Granted, there are times when I have something I’d like to say and nobody to whom I can directly say it. For that, I have been using various friends with whom I am already in regular contact. Like I’ll drop a paragraph in at the end of a message saying: “By the way, did you hear…”. But that reaches only one recipient. It does satisfy my need to communicate that particular fact-let, in much the same way that having an office-mate sitting next to you during your workday serves when you run across some interesting tidbit of web-based lore in your never-ending quest to avoid doing any real work. In fact, if I had someone sitting next to me in my office (I work mostly at home), I would probably have never thought of starting a blog. But I do understand the very real human desire to broadcast one’s innermost thoughts to someone… anyone… who will listen.

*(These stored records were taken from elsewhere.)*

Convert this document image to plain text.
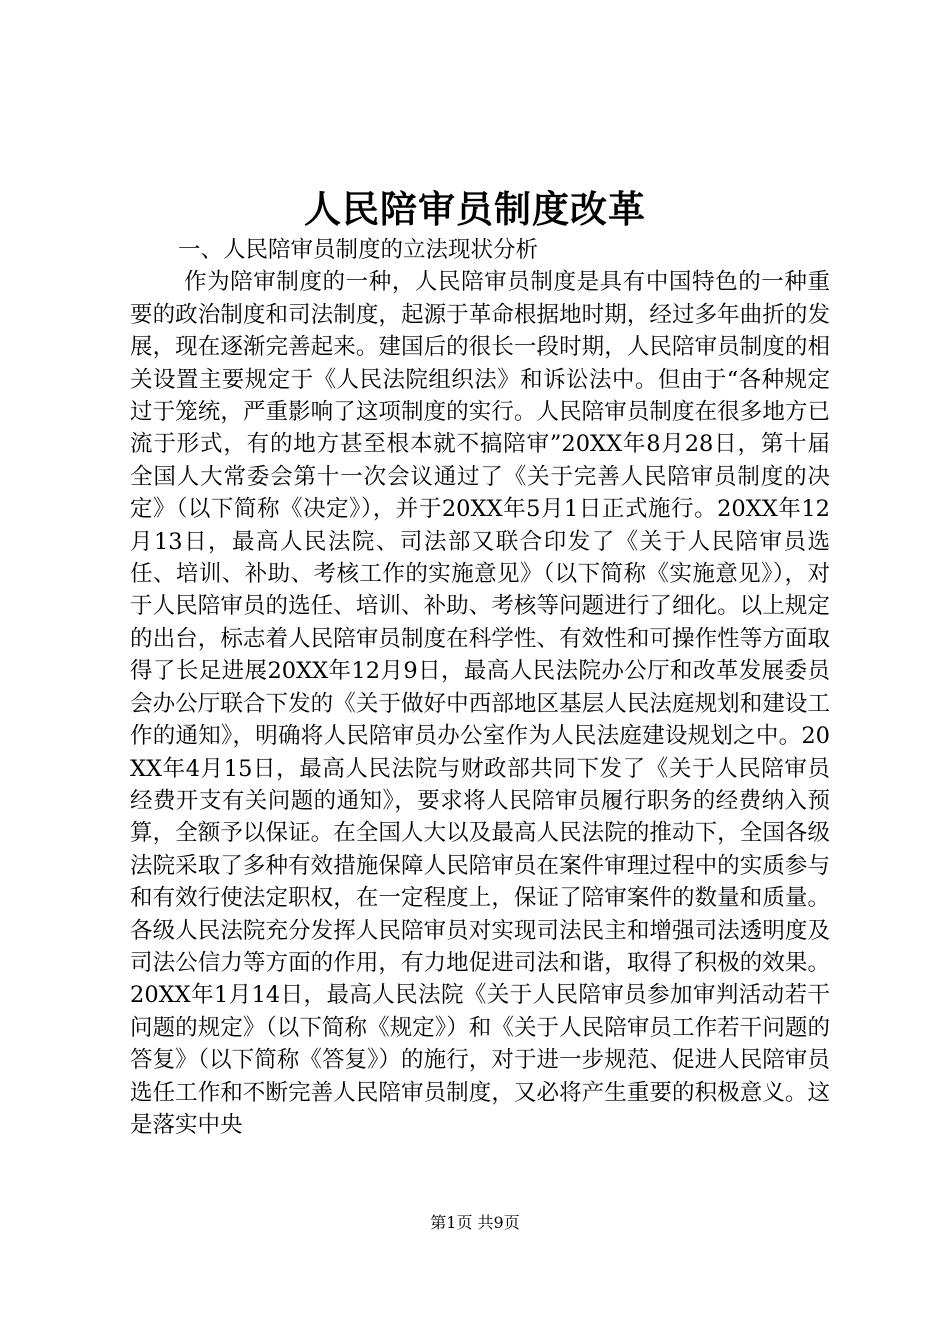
人民陪审员制度改革
一、人民陪审员制度的立法现状分析

作为陪审制度的一种，人民陪审员制度是具有中国特色的一种重要的政治制度和司法制度，起源于革命根据地时期，经过多年曲折的发展，现在逐渐完善起来。建国后的很长一段时期，人民陪审员制度的相关设置主要规定于《人民法院组织法》和诉讼法中。但由于“各种规定过于笼统，严重影响了这项制度的实行。人民陪审员制度在很多地方已流于形式，有的地方甚至根本就不搞陪审”20XX年8月28日，第十届全国人大常委会第十一次会议通过了《关于完善人民陪审员制度的决定》（以下简称《决定》），并于20XX年5月1日正式施行。20XX年12月13日，最高人民法院、司法部又联合印发了《关于人民陪审员选任、培训、补助、考核工作的实施意见》（以下简称《实施意见》），对于人民陪审员的选任、培训、补助、考核等问题进行了细化。以上规定的出台，标志着人民陪审员制度在科学性、有效性和可操作性等方面取得了长足进展20XX年12月9日，最高人民法院办公厅和改革发展委员会办公厅联合下发的《关于做好中西部地区基层人民法庭规划和建设工作的通知》，明确将人民陪审员办公室作为人民法庭建设规划之中。20XX年4月15日，最高人民法院与财政部共同下发了《关于人民陪审员经费开支有关问题的通知》，要求将人民陪审员履行职务的经费纳入预算，全额予以保证。在全国人大以及最高人民法院的推动下，全国各级法院采取了多种有效措施保障人民陪审员在案件审理过程中的实质参与和有效行使法定职权，在一定程度上，保证了陪审案件的数量和质量。各级人民法院充分发挥人民陪审员对实现司法民主和增强司法透明度及司法公信力等方面的作用，有力地促进司法和谐，取得了积极的效果。20XX年1月14日，最高人民法院《关于人民陪审员参加审判活动若干问题的规定》（以下简称《规定》）和《关于人民陪审员工作若干问题的答复》（以下简称《答复》）的施行，对于进一步规范、促进人民陪审员选任工作和不断完善人民陪审员制度，又必将产生重要的积极意义。这是落实中央

第1页 共9页
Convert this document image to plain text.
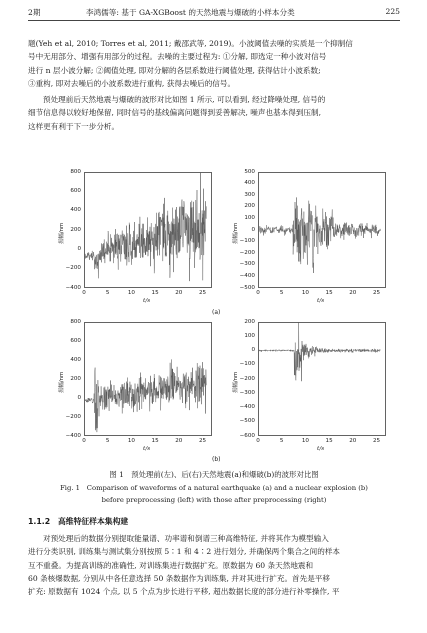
2期	李鸿儒等: 基于 GA-XGBoost 的天然地震与爆破的小样本分类	225

题(Yeh et al, 2010; Torres et al, 2011; 戴邵武等, 2019)。小波阈值去噪的实质是一个抑制信
号中无用部分、增强有用部分的过程。去噪的主要过程为: ①分解, 即选定一种小波对信号
进行 n 层小波分解; ②阈值处理, 即对分解的各层系数进行阈值处理, 获得估计小波系数;
③重构, 即对去噪后的小波系数进行重构, 获得去噪后的信号。

预处理前后天然地震与爆破的波形对比如图 1 所示, 可以看到, 经过降噪处理, 信号的
细节信息得以较好地保留, 同时信号的基线偏离问题得到妥善解决, 噪声也基本得到压制,
这样更有利于下一步分析。

800
600
400
200
0
−200
−400
0	5	10	15	20	25
t/s
振幅/nm
500
400
300
200
100
0
−100
−200
−300
−400
−500
0	5	10	15	20	25
t/s
振幅/nm
800
600
400
200
0
−200
−400
0	5	10	15	20	25
t/s
振幅/nm
200
100
0
−100
−200
−300
−400
−500
−600
0	5	10	15	20	25
t/s
振幅/nm
(a)
(b)
图 1　预处理前(左)、后(右)天然地震(a)和爆破(b)的波形对比图
Fig. 1　Comparison of waveforms of a natural earthquake (a) and a nuclear explosion (b)
before preprocessing (left) with those after preprocessing (right)
1.1.2　高维特征样本集构建

对预处理后的数据分别提取能量谱、功率谱和倒谱三种高维特征, 并将其作为模型输入
进行分类识别, 训练集与测试集分别按照 5∶1 和 4∶2 进行划分, 并确保两个集合之间的样本
互不重叠。为提高训练的准确性, 对训练集进行数据扩充。原数据为 60 条天然地震和
60 条核爆数据, 分别从中各任意选择 50 条数据作为训练集, 并对其进行扩充。首先是平移
扩充: 原数据有 1024 个点, 以 5 个点为步长进行平移, 超出数据长度的部分进行补零操作, 平
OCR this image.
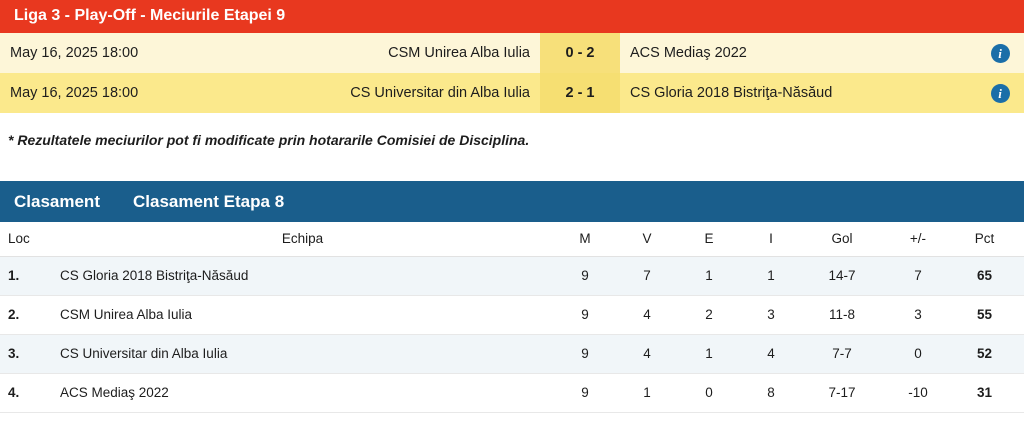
Liga 3 - Play-Off - Meciurile Etapei 9
May 16, 2025 18:00	CSM Unirea Alba Iulia	0 - 2	ACS Mediaş 2022	i
May 16, 2025 18:00	CS Universitar din Alba Iulia	2 - 1	CS Gloria 2018 Bistriţa-Năsăud	i
* Rezultatele meciurilor pot fi modificate prin hotararile Comisiei de Disciplina.
Clasament Clasament Etapa 8
Loc	Echipa	M	V	E	I	Gol	+/-	Pct
1.	CS Gloria 2018 Bistriţa-Năsăud	9	7	1	1	14-7	7	65
2.	CSM Unirea Alba Iulia	9	4	2	3	11-8	3	55
3.	CS Universitar din Alba Iulia	9	4	1	4	7-7	0	52
4.	ACS Mediaş 2022	9	1	0	8	7-17	-10	31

But, check the math. If we’re less likely to lose track of previous contacts… and if we’re more likely to come across new contacts we might never have hear of without having participated in “the net”… and if we participate regularly in social-lubrication systems whose whole purpose is to increase our public exposure — does that not add up to more-and-more time spent “over the water cooler”, so to speak, and less-and-less time spent actually living our lives? Are we destined to eventually become nothing more than bytes in a huge dynamic memory system made up of human brains interconnected with glass fiber? Isn’t there still some value in getting away from the computer for a while in the hopes of accumulating new experiences that we can then feed into this huge social-lubrication structure?
Or am I just frustrated that less than a dozen of the 10,000 emails I receive every day actually has content in which I’m personally interested?